Photo courtesy of Joseph Davis Studios.

“When I started getting my art degree, oftentimes from relatives I would hear ‘how are you going to make money with that?’ Or ‘how are you going to be sufficient?’” Little said. 

She talked about her former apprehension about how being an artist can be daunting and takes vulnerability.

“I was nervous about showcasing my true identity and my true self and what other people would think about that,” Little said. “When having a show or work displayed I love having people not know who I am.”

To her, this is one of the best things about being an artist. 

 Little has found great value in being a fly on the wall and hearing a variety of opinions about her work.

“I love hearing even the bad comments too. I like hearing unfiltered opinions. I think those are truthful,” said Little. 

Little’s work reaches all corners of the Boone community, even those who aren’t as exposed to the topics she showcases in her work. She hopes they simply reflect and examine. 

Little is currently working at an art gallery in Foscoe and is also a web designer assistant for Cheap Joes. 

As Little gets ready to start a summer teaching position in Raleigh focused on discovery and printmaking to first and third graders, she still aspires to keep exploring queer identity, womanhood, girlhood and the horror genre, she said. Actively saving up for her first printing press, she aims to get her work out there, build her studio, gain experience and hopefully move to the West Coast. 

 Little encourages aspiring artists to speak their truth, be unafraid, look for long term goals and to trust that “everything will happen.” 

Little’s best friend, Skylar Walker, described her as a bright, good-spirited and welcoming person who inspires others to be their most authentic selves. 

Walker has watched Little blossom and become more open and fearlessly self-expressive, she said.

“She does more of what she wants to do, not what society is pushing her to do,” Walker said.

Photo courtesy of Joseph Davis Studios.

Some of Little’s pieces contain sexual concepts and Walker commends her for how raw and unedited they are.

“People are afraid of those kinds of sexual concepts and she’s not, she’s very open with her sexuality,” Walker said. 
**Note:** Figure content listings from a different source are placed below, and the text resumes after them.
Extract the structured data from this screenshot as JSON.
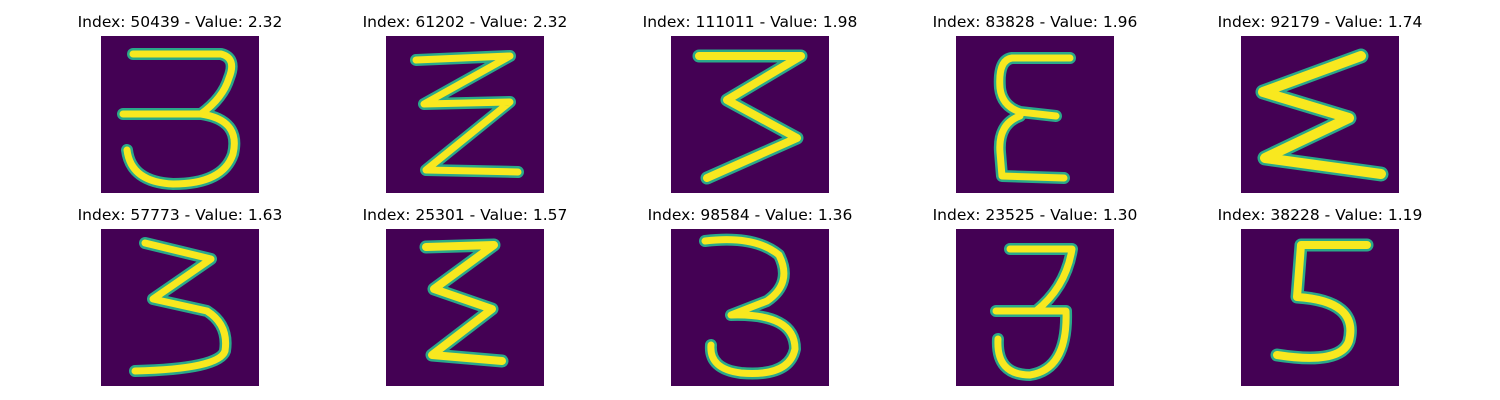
{
  "colors": {
    "background": "#440154",
    "glow": "#2aa98a",
    "core": "#f8e81f"
  },
  "panels": [
    {
      "title": "Index: 50439 - Value: 2.32",
      "shape": "digit-3-tall"
    },
    {
      "title": "Index: 61202 - Value: 2.32",
      "shape": "zigzag-z"
    },
    {
      "title": "Index: 111011 - Value: 1.98",
      "shape": "zigzag-three"
    },
    {
      "title": "Index: 83828 - Value: 1.96",
      "shape": "epsilon"
    },
    {
      "title": "Index: 92179 - Value: 1.74",
      "shape": "sigma"
    },
    {
      "title": "Index: 57773 - Value: 1.63",
      "shape": "three-angular"
    },
    {
      "title": "Index: 25301 - Value: 1.57",
      "shape": "sigma-narrow"
    },
    {
      "title": "Index: 98584 - Value: 1.36",
      "shape": "digit-3-round"
    },
    {
      "title": "Index: 23525 - Value: 1.30",
      "shape": "digit-3-small"
    },
    {
      "title": "Index: 38228 - Value: 1.19",
      "shape": "digit-5"
    }
  ]
}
Walker said she thinks people need to be a bit more like Little, expressive about sex and how they want to feel.

 A tidbit Walker shared about Hannah and her work encompassed Hannah’s intent to touch her audience and have them question and explore their own interpretations.  

 “I would just say, look at the piece and look at her and let your emotions take you wherever you want them to take you because I think that’s her point in her art. She wants you to feel something and even if it’s not what she feels, she wants you to feel your own way about it.” 
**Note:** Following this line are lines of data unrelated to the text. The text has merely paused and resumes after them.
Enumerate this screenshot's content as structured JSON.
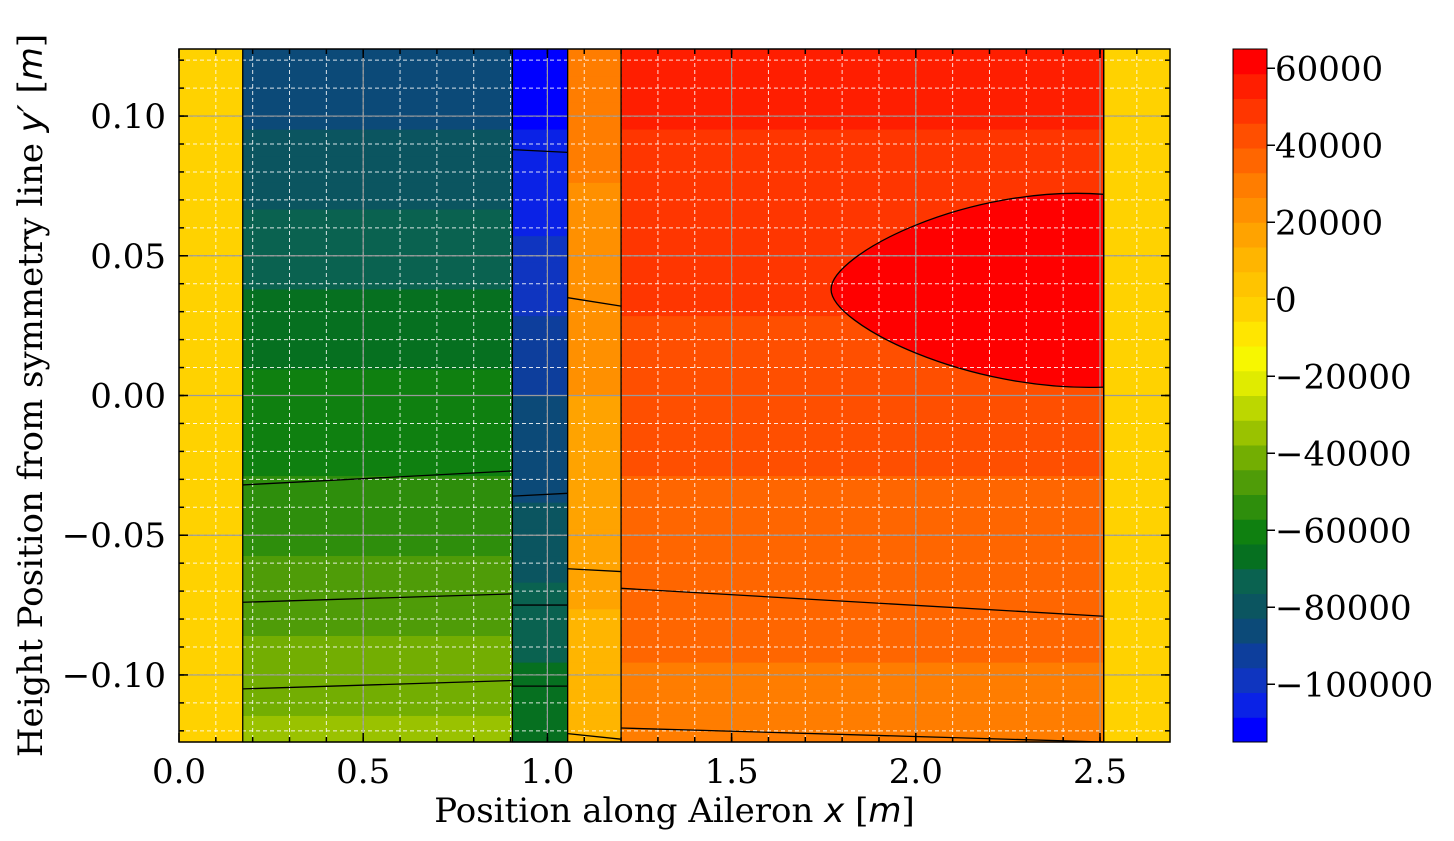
{
  "chart_data": {
    "type": "heatmap",
    "title": "",
    "xlabel": "Position along Aileron $x$ [$m$]",
    "xlabel_parts": [
      "Position along Aileron ",
      "x",
      " [",
      "m",
      "]"
    ],
    "ylabel": "Height Position from symmetry line $y'$ [$m$]",
    "ylabel_parts": [
      "Height Position from symmetry line ",
      "y′",
      " [",
      "m",
      "]"
    ],
    "xlim": [
      0.0,
      2.69
    ],
    "ylim": [
      -0.124,
      0.124
    ],
    "xticks": [
      0.0,
      0.5,
      1.0,
      1.5,
      2.0,
      2.5
    ],
    "xtick_labels": [
      "0.0",
      "0.5",
      "1.0",
      "1.5",
      "2.0",
      "2.5"
    ],
    "yticks": [
      0.1,
      0.05,
      0.0,
      -0.05,
      -0.1
    ],
    "ytick_labels": [
      "0.10",
      "0.05",
      "0.00",
      "−0.05",
      "−0.10"
    ],
    "grid": true,
    "colorbar": {
      "range": [
        -115000,
        65000
      ],
      "ticks": [
        60000,
        40000,
        20000,
        0,
        -20000,
        -40000,
        -60000,
        -80000,
        -100000
      ],
      "tick_labels": [
        "60000",
        "40000",
        "20000",
        "0",
        "−20000",
        "−40000",
        "−60000",
        "−80000",
        "−100000"
      ],
      "colors": [
        "#0000ff",
        "#0a22e6",
        "#0f35c0",
        "#0d3e9c",
        "#0c4a78",
        "#0b5560",
        "#0a6250",
        "#067020",
        "#0f8010",
        "#2e8e0c",
        "#4f9c08",
        "#73ae02",
        "#9ac200",
        "#bcd700",
        "#e0eb00",
        "#f7f700",
        "#ffe600",
        "#ffd200",
        "#ffc400",
        "#ffb500",
        "#ffa300",
        "#ff9000",
        "#ff7d00",
        "#ff6600",
        "#ff4f00",
        "#ff3600",
        "#ff1e00",
        "#ff0000"
      ]
    },
    "regions": [
      {
        "name": "left-edge",
        "x": [
          0.0,
          0.173
        ],
        "value_bottom": 0,
        "value_top": 0
      },
      {
        "name": "left-skin",
        "x": [
          0.173,
          0.905
        ],
        "value_bottom": -35000,
        "value_top": -90000
      },
      {
        "name": "middle-spar",
        "x": [
          0.905,
          1.055
        ],
        "value_bottom": -65000,
        "value_top": -115000
      },
      {
        "name": "middle-right-low",
        "x": [
          1.055,
          1.2
        ],
        "value_bottom": 10000,
        "value_top": 30000
      },
      {
        "name": "right-skin",
        "x": [
          1.2,
          2.51
        ],
        "value_bottom": 30000,
        "value_top": 55000
      },
      {
        "name": "right-edge",
        "x": [
          2.51,
          2.69
        ],
        "value_bottom": 0,
        "value_top": 0
      }
    ],
    "contour_lines": [
      {
        "x": [
          0.173,
          0.905
        ],
        "y": [
          -0.032,
          -0.027
        ]
      },
      {
        "x": [
          0.173,
          0.905
        ],
        "y": [
          -0.074,
          -0.071
        ]
      },
      {
        "x": [
          0.173,
          0.905
        ],
        "y": [
          -0.105,
          -0.102
        ]
      },
      {
        "x": [
          0.905,
          1.055
        ],
        "y": [
          0.088,
          0.087
        ]
      },
      {
        "x": [
          0.905,
          1.055
        ],
        "y": [
          -0.036,
          -0.035
        ]
      },
      {
        "x": [
          0.905,
          1.055
        ],
        "y": [
          -0.075,
          -0.075
        ]
      },
      {
        "x": [
          0.905,
          1.055
        ],
        "y": [
          -0.104,
          -0.104
        ]
      },
      {
        "x": [
          1.055,
          1.2
        ],
        "y": [
          0.035,
          0.032
        ]
      },
      {
        "x": [
          1.055,
          1.2
        ],
        "y": [
          -0.062,
          -0.063
        ]
      },
      {
        "x": [
          1.055,
          1.2
        ],
        "y": [
          -0.121,
          -0.123
        ]
      },
      {
        "x": [
          1.2,
          2.51
        ],
        "y": [
          -0.069,
          -0.079
        ]
      },
      {
        "x": [
          1.2,
          2.51
        ],
        "y": [
          -0.119,
          -0.124
        ]
      }
    ],
    "contour_ellipse": {
      "x_apex": 1.77,
      "y_center": 0.038,
      "x_end": 2.51,
      "y_top_end": 0.072,
      "y_bottom_end": 0.003
    }
  }
}
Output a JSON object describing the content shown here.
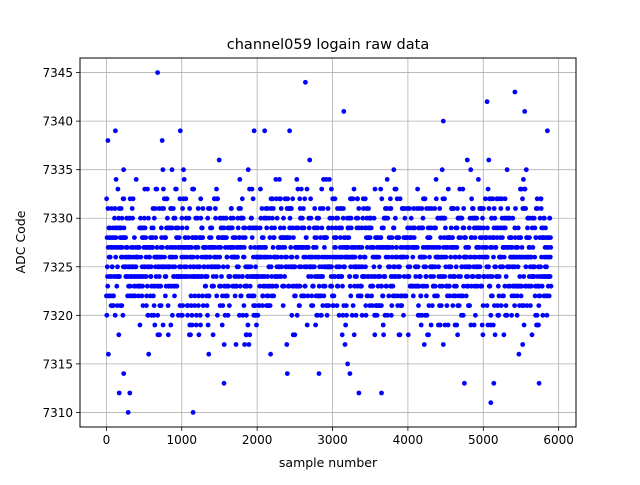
{
  "chart_data": {
    "type": "scatter",
    "title": "channel059 logain raw data",
    "xlabel": "sample number",
    "ylabel": "ADC Code",
    "xlim": [
      -350,
      6230
    ],
    "ylim": [
      7308.5,
      7346.5
    ],
    "xticks": [
      0,
      1000,
      2000,
      3000,
      4000,
      5000,
      6000
    ],
    "yticks": [
      7310,
      7315,
      7320,
      7325,
      7330,
      7335,
      7340,
      7345
    ],
    "grid": true,
    "marker_color": "#0000ff",
    "sample_count": 5900,
    "series": [
      {
        "values_note_range": [
          7310,
          7345
        ],
        "band": {
          "x": [
            0,
            5900
          ],
          "y": [
            7316,
            7336
          ]
        },
        "outliers": [
          {
            "x": 20,
            "y": 7338
          },
          {
            "x": 120,
            "y": 7339
          },
          {
            "x": 170,
            "y": 7312
          },
          {
            "x": 230,
            "y": 7314
          },
          {
            "x": 290,
            "y": 7310
          },
          {
            "x": 310,
            "y": 7312
          },
          {
            "x": 680,
            "y": 7345
          },
          {
            "x": 740,
            "y": 7338
          },
          {
            "x": 980,
            "y": 7339
          },
          {
            "x": 1150,
            "y": 7310
          },
          {
            "x": 1560,
            "y": 7313
          },
          {
            "x": 1960,
            "y": 7339
          },
          {
            "x": 2100,
            "y": 7339
          },
          {
            "x": 2400,
            "y": 7314
          },
          {
            "x": 2430,
            "y": 7339
          },
          {
            "x": 2640,
            "y": 7344
          },
          {
            "x": 2820,
            "y": 7314
          },
          {
            "x": 3150,
            "y": 7341
          },
          {
            "x": 3200,
            "y": 7315
          },
          {
            "x": 3230,
            "y": 7314
          },
          {
            "x": 3350,
            "y": 7312
          },
          {
            "x": 3650,
            "y": 7312
          },
          {
            "x": 4470,
            "y": 7340
          },
          {
            "x": 4750,
            "y": 7313
          },
          {
            "x": 5050,
            "y": 7342
          },
          {
            "x": 5100,
            "y": 7311
          },
          {
            "x": 5140,
            "y": 7313
          },
          {
            "x": 5420,
            "y": 7343
          },
          {
            "x": 5550,
            "y": 7341
          },
          {
            "x": 5740,
            "y": 7313
          },
          {
            "x": 5850,
            "y": 7339
          }
        ]
      }
    ]
  }
}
Walker spoke of how deeply she respects Little for her personhood, not just her art.

“If anyone has the pleasure of meeting her they should appreciate it because she is just a light to a lot of people. And I think that’s a really odd thing to see nowadays and she’s one of those odd things,” Walker said. 

Another close friend, Caleb Hignite, said “She uses her art to express herself in ways that words simply can’t. Everything from her queer identity, to femininity, to heavy emotions.” 

She’s grown from and embraced frustration from difficult life situations, he said.

“She inspires me every day, and I’m so thankful and so blessed to have one of her pieces on my wall, a cloth-print skull design,” he said. 

He said her talent comes from a collectivist and humanist perspective, and her art communicates a wholly unique perspective on what it means to be an adult in the 2020s. 

He spoke of her ability to adapt to any atmosphere perfectly.

“We instantly became soulmates when we hung out the first time,” Hignite said. “She is a beautiful soul with an uplifting energy, her sense of humor and her empathy has truly made my life a beautiful one since she entered my life.”